While AI is constantly getting better as it learns along the way, there could be dangers lurking for us in the future. We have seen fictional movies showing how AI-based systems take over the world and killer robots that could put an end to mankind. Well, we could see those days nearing soon unless we make sure that we limit the power of AI before it is too late. If we are not careful, vigil or cautious, AI could be manipulated by bad guys, and who knows what could be in store for us ahead. Let’s look at a few AI-based platforms and the dangers that could lurk within each of them, and if they are not attended to carefully by their creators, they could spell disaster.


Where is it used?

1. Autonomous cars:

Well, AI is the best example here. Using sensors, cameras and radars, the car can drive around a given route by sensing and viewing its surroundings. There are a fistful of companies (such as Google, Uber and a few more) who are experimenting with AI-driven cars and many are also currently running around the streets in a few countries.


2. Face recognition:

Recently, the London police went on to once again place cameras around its streets in order to do a test on live or real-time video-based face detection on its citizens. The police were working on a test drive and the citizens were well informed about the same. This drive was to check how the face detection algorithm could be used in real time to search for people, who are lost, and wanted criminals and terrorists.


HOW IT WORKS

Facial recognition is based on face descriptors. The system calculates the similarity between the input face descriptor and all face descriptors previously stored in a gallery. The goal is to find the face(s) from the gallery that are most similar to the input face.

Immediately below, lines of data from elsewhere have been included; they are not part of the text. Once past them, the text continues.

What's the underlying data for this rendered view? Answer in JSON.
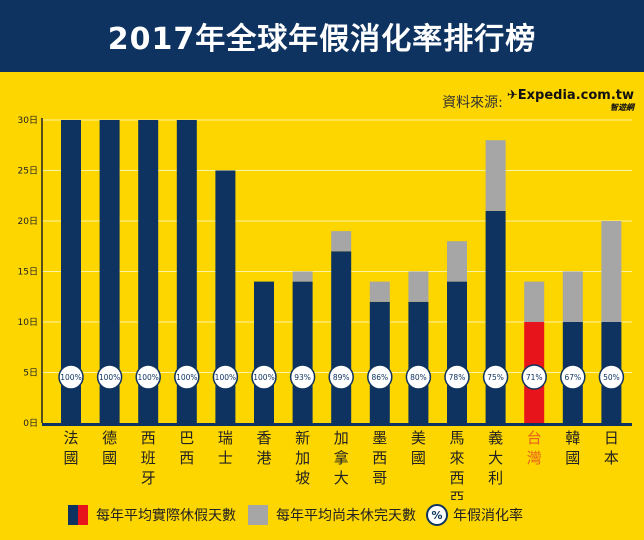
{
  "header": {
    "title": "2017年全球年假消化率排行榜"
  },
  "source": {
    "label": "資料來源:",
    "logo_text": "Expedia.com.tw",
    "logo_sub": "智遊網"
  },
  "colors": {
    "background": "#FDD600",
    "used": "#0E3360",
    "unused": "#A6A6A6",
    "highlight": "#E8141C",
    "highlight_label": "#E8601C"
  },
  "legend": {
    "used": "每年平均實際休假天數",
    "unused": "每年平均尚未休完天數",
    "rate_symbol": "%",
    "rate": "年假消化率"
  },
  "chart_data": {
    "type": "bar",
    "stacked": true,
    "title": "2017年全球年假消化率排行榜",
    "ylim": [
      0,
      30
    ],
    "yticks": [
      "0日",
      "5日",
      "10日",
      "15日",
      "20日",
      "25日",
      "30日"
    ],
    "grid": true,
    "legend_placement": "bottom",
    "categories": [
      "法國",
      "德國",
      "西班牙",
      "巴西",
      "瑞士",
      "香港",
      "新加坡",
      "加拿大",
      "墨西哥",
      "美國",
      "馬來西亞",
      "義大利",
      "台灣",
      "韓國",
      "日本"
    ],
    "highlight_category": "台灣",
    "series": [
      {
        "name": "每年平均實際休假天數",
        "values": [
          30,
          30,
          30,
          30,
          25,
          14,
          14,
          17,
          12,
          12,
          14,
          21,
          10,
          10,
          10
        ]
      },
      {
        "name": "每年平均尚未休完天數",
        "values": [
          0,
          0,
          0,
          0,
          0,
          0,
          1,
          2,
          2,
          3,
          4,
          7,
          4,
          5,
          10
        ]
      }
    ],
    "rate_labels": [
      "100%",
      "100%",
      "100%",
      "100%",
      "100%",
      "100%",
      "93%",
      "89%",
      "86%",
      "80%",
      "78%",
      "75%",
      "71%",
      "67%",
      "50%"
    ]
  }
}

  • No images are stored or processed

  • Gallery contains face descriptors and their corresponding names

  • Similarity between faces is returned as a value between 0 (no similarity) and 1 (maximum similarity)

3.Deepfake:


Deepfakes (a blend of "deep learning" and "fake") are a branch of synthetic media in which a person in an existing image or video is replaced with someone else's likeness using artificial neural networks. They often combine and superimpose existing media onto source media using machine learning techniques known as auto-encoders and generative adversarial networks (GANs).

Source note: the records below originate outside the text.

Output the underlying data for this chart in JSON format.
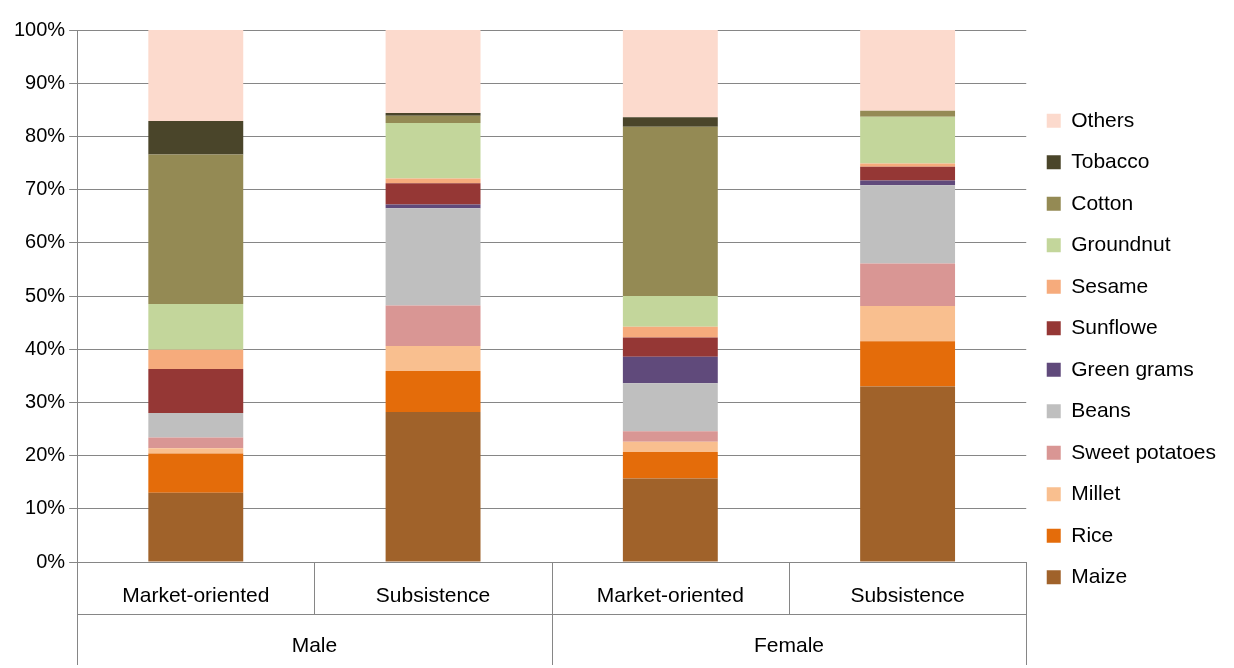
{
  "chart_data": {
    "type": "bar",
    "stacked": true,
    "categories": [
      "Market-oriented",
      "Subsistence",
      "Market-oriented",
      "Subsistence"
    ],
    "series": [
      {
        "name": "Maize",
        "color": "#a0622a",
        "values": [
          13.0,
          28.2,
          15.7,
          33.0
        ]
      },
      {
        "name": "Rice",
        "color": "#e46c0a",
        "values": [
          7.4,
          7.7,
          5.0,
          8.5
        ]
      },
      {
        "name": "Millet",
        "color": "#f9bf8f",
        "values": [
          1.0,
          4.7,
          1.9,
          6.6
        ]
      },
      {
        "name": "Sweet potatoes",
        "color": "#d99694",
        "values": [
          2.0,
          7.6,
          2.0,
          8.0
        ]
      },
      {
        "name": "Beans",
        "color": "#bfbfbf",
        "values": [
          4.6,
          18.3,
          9.0,
          14.7
        ]
      },
      {
        "name": "Green grams",
        "color": "#604a7b",
        "values": [
          0,
          0.7,
          5.0,
          0.9
        ]
      },
      {
        "name": "Sunflowe",
        "color": "#953735",
        "values": [
          8.3,
          4.0,
          3.6,
          2.6
        ]
      },
      {
        "name": "Sesame",
        "color": "#f6ab7c",
        "values": [
          3.6,
          0.9,
          2.0,
          0.6
        ]
      },
      {
        "name": "Groundnut",
        "color": "#c3d69b",
        "values": [
          8.6,
          10.4,
          5.8,
          8.8
        ]
      },
      {
        "name": "Cotton",
        "color": "#948a54",
        "values": [
          28.1,
          1.4,
          31.8,
          1.1
        ]
      },
      {
        "name": "Tobacco",
        "color": "#4a452a",
        "values": [
          6.3,
          0.5,
          1.8,
          0
        ]
      },
      {
        "name": "Others",
        "color": "#fcdacd",
        "values": [
          17.1,
          15.6,
          16.4,
          15.2
        ]
      }
    ],
    "ylim": [
      0,
      100
    ],
    "yticks": [
      {
        "value": 0,
        "label": "0%"
      },
      {
        "value": 10,
        "label": "10%"
      },
      {
        "value": 20,
        "label": "20%"
      },
      {
        "value": 30,
        "label": "30%"
      },
      {
        "value": 40,
        "label": "40%"
      },
      {
        "value": 50,
        "label": "50%"
      },
      {
        "value": 60,
        "label": "60%"
      },
      {
        "value": 70,
        "label": "70%"
      },
      {
        "value": 80,
        "label": "80%"
      },
      {
        "value": 90,
        "label": "90%"
      },
      {
        "value": 100,
        "label": "100%"
      }
    ],
    "grid": "y",
    "legend": "right",
    "annotations": [
      "Male",
      "Female"
    ]
  }
}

Till date, voice recordings could be doctored and voices could be mimicked by voice artists. Photos could also be photoshopped or morphed with technology getting better and give out almost flawless results. However, the new trend with evolving AI technology can now manipulate videos too. Recently a few videos were out where AI was used to create fake videos. Google was in the news last year for helping the Pentagon with AI-based drones for military operations. The pilot project from Google set off alarms between its own employees when they found out about the involvement. The AI that was used in drone operations could detect and identify objects in the footage, known as Project Maven, was questioned about its ethical use of machine learning. The concern was with the technology that could be used to kill innocent people. While Google denied the use of the technology for combat operations, it was finally reportedly abandoned the project.